Eny permaneceu no escritório de Sobral até 1979, ano da Anistia. Aprendeu com Sobral e seus dois companheiros de escritório, Oswaldo de Mendonça e Bento Rubião, a defender presos políticos. Foi presa duas vezes, em 1969 e 1970. Trabalhou em importantes casos, como os de Paulo Vannuchi, Isis Dias de Oliveira e Theodomiro Romeiro, primeiro processo com condenação de pena de morte.
Foi presidente-fundadora do Comitê Brasileiro da Anistia. Depois, junto com dom Paulo Evaristo Arns, Rabino Henry Sobel e o Pastor presbiteriano Jaime Wright, entre outros, montou o projeto ”Brasil Nunca Mais”, tendo ido à Europa conseguir a verba que financiou as cópias Xerox de todos os processos de presos políticos. Um trabalho realizado, juntamente com outros advogados, clandestinamente, entre 1979 e 1985. Gerou a mais completa documentação sobre a história da repressão política no Brasil. Já nessa época dedicava-se à advocacia voltada para as questões de Direito Autoral. Defendeu, entre outros, autores como Chico Buarque de Holanda.
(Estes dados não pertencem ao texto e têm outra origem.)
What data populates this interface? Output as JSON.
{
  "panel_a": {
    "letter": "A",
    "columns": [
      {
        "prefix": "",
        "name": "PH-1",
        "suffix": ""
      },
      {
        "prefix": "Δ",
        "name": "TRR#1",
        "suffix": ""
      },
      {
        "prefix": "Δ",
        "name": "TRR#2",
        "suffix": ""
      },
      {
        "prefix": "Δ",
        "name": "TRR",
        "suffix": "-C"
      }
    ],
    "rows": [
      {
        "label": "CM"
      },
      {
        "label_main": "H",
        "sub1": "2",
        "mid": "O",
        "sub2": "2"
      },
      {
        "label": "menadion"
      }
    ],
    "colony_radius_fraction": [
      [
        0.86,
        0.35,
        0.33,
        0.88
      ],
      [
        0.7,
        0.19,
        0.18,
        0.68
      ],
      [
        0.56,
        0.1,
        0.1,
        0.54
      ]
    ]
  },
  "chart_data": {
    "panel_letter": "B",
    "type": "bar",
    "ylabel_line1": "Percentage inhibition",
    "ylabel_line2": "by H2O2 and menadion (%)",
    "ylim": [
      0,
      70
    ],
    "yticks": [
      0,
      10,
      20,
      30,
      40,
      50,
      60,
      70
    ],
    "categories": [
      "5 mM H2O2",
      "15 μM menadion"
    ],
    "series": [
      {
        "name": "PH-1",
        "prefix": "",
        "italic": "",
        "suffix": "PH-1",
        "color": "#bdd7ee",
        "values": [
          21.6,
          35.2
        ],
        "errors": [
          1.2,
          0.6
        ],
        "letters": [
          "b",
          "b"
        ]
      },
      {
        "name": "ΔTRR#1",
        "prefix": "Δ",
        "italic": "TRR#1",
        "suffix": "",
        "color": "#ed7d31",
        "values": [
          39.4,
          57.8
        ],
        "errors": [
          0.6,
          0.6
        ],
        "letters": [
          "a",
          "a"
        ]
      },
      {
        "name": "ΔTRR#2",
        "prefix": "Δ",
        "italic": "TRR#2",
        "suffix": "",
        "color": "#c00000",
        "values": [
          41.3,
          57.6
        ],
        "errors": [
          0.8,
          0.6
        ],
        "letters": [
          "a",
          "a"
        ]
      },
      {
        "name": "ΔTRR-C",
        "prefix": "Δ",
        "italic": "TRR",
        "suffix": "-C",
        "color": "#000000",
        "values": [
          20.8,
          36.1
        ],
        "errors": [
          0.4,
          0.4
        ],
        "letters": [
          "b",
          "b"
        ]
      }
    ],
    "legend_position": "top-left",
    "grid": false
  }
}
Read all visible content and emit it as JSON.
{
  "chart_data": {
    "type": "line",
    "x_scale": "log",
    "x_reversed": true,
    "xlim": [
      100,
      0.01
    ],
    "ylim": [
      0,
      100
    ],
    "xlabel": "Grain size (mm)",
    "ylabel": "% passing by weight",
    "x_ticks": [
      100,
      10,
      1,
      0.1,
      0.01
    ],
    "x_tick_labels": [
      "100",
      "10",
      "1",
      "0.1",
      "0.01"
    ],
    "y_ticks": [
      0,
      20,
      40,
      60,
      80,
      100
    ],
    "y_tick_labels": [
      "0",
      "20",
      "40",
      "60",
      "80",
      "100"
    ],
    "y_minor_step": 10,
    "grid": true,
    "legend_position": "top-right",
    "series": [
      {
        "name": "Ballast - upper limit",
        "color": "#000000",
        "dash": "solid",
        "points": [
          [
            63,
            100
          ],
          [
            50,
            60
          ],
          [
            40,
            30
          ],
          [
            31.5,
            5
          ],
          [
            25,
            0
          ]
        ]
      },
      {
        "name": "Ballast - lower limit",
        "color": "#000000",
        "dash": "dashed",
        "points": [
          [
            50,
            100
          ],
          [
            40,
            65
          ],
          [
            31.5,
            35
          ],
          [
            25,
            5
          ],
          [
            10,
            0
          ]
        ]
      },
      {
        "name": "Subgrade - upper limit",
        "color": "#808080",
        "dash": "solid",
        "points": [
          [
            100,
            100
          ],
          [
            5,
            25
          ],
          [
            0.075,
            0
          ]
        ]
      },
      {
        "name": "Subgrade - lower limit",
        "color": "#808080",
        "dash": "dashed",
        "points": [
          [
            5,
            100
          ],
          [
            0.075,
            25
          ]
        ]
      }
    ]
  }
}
Entre maio de 2013 e dezembro de 2015, Eny Moreira participou da Comissão da Verdade do Estado do Rio de Janeiro. Ao homenagear a colega, Felipe Santa Cruz, presidente do Conselho Nacional da Ordem dos Advogados do Brasil, escreveu no Twitter:
“Advogada combativa que resistiu ao regime militar defendendo perseguidos com coragem e heroísmo, ela nunca aceitou calar-se diante do autoritarismo”.